Por Víctor Corcoba Herrero
El mejor partido existencial es el que uno juega consigo mismo. Todos deseamos la paz, pero apenas trabajamos la justicia para defender la vida, ni tampoco abrazamos lo armónico que germina de lo auténtico y se desarrolla con un ánimo autónomo, despojado de intereses mundanos. Sin duda, el cambio tiene que producirse desde el propio ser de cada cual. Hemos de salir de este caos de enormes desigualdades e injusticias, para entrar en concordia con todo lo que nos rodea, despojados del virus egoísta, que todo lo enferma de inútiles batallas. Es un deber de toda la comunidad humana, por consiguiente, huir de comportamientos contaminados por el vasallaje. El respeto es esencial, ya no solo para movernos y cohabitar, también para entrar en relación y poder convivir.
Hay que tomar el pulso al mundo. Es evidente que la sociedad actual no hallará una solución al problema si no revisa seriamente sus modos y maneras de latir, el valor estético de la creación, el contacto con sus semejantes, la comunión de pulsos y latidos en pro de un mundo más pacífico. Sabemos que juntos podemos contribuir a hacer un planeta más de todos y de nadie en particular. El futuro nos pertenece y ha de ser más ecológico, equitativo, justo y seguro. Desfallecer en este objetivo es comenzar a morir en cada aurora. El odio no es una opción. Hoy más que nunca hace falta poner fin a todas las contiendas, incluida la guerra contra la naturaleza, con sus malvados efectos en las diversas crisis que representan el cambio climático, la contaminación y la pérdida de biodiversidad.
Ante esta compleja situación, quizás el mejor propósito sea llenar nuestras miradas con espacios de luz y sosiego, para no caer en la desolación. Los espacios terrícolas, con sus moradores en humanitarios vínculos, tienen que dejar de enfrentarse y han de marchar hacia la quietud posible y deseable. La historia es nuestra, y a poco que hagamos un repaso por ella, percibiremos que el ruido de las contiendas nos ha dominado.
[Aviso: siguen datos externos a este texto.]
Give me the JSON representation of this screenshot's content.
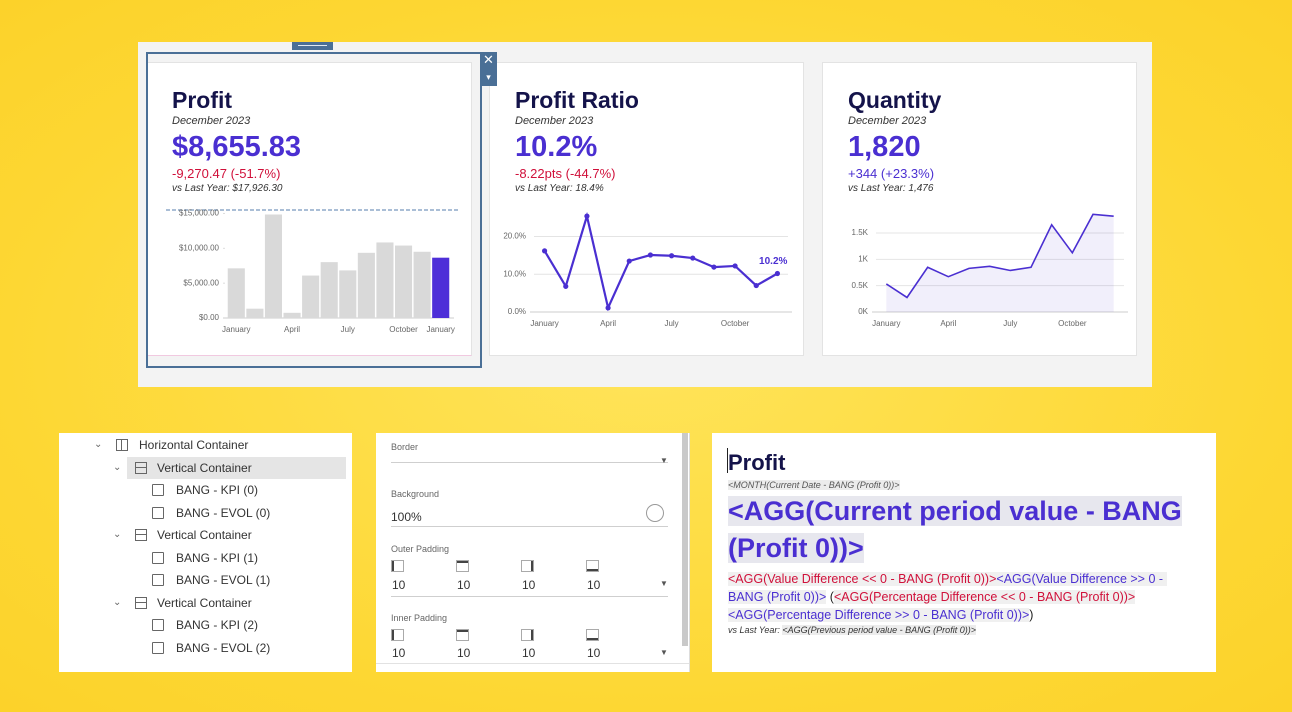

Considero, pues, que ha llegado el momento de injertarnos en las entretelas una tregua ilimitada, de activar los gestos sistémicos, comenzando por abordar el hambre que viola de manera flagrante los derechos humanos. Desde luego, si nos consta que todos perdemos en una corporación en la que cohabita la desconfianza, la intolerancia y el rencor, lo justo es combatir unidos, corazón a corazón esta tremenda catástrofe.
Indudablemente, el tema de lo integral como valor que nos hermana, nos exige lealtad de miras y conciencia responsable consigo mismo. Necesitamos, en consecuencia, que esta interrelación se motive con imperativos éticos. En este sentido, el camino de la solidaridad y del diálogo, cuando menos para aminorar tensiones y poder avanzar hacia otros horizontes más cooperantes, es fundamental para que progrese el soplo fraterno, procurando asegurar la asistencia, con la convicción de que el verdadero amor es el único motor que puede hacer un mundo más habitable para todos. Quizás antes tengamos que escuchar el grito de esas gentes martirizadas, para poder despertar a la plena correspondencia entre nosotros, bajo el lenguaje de la conciliación reconciliada.
Lo que no concuerda es la falsedad. Estamos necesitados del resplandor de la verdad, de hacer la paz en las pequeñas cosas de cada día, con espíritu renovado y con la fortaleza necesaria para poner fin a ese legado destructivo de armas que nos enturbian los caminos, con una prohibición jurídicamente vinculante de los ensayos nucleares y con el impulso de otros modelos de prevención como la diplomacia preventiva, que aborde todas las formas de violencia. Puede que tengamos que reforzar, además, las operaciones solidarias y abordar la imposición del acuerdo, mediante el cultivo de la palabra, del arte o de la ciencia. Lo importante es no desfallecer en el acercamiento, libre de todo aislamiento, porque el esfuerzo por juntarse no conoce de fronteras ni tampoco de la necedad de los frentes.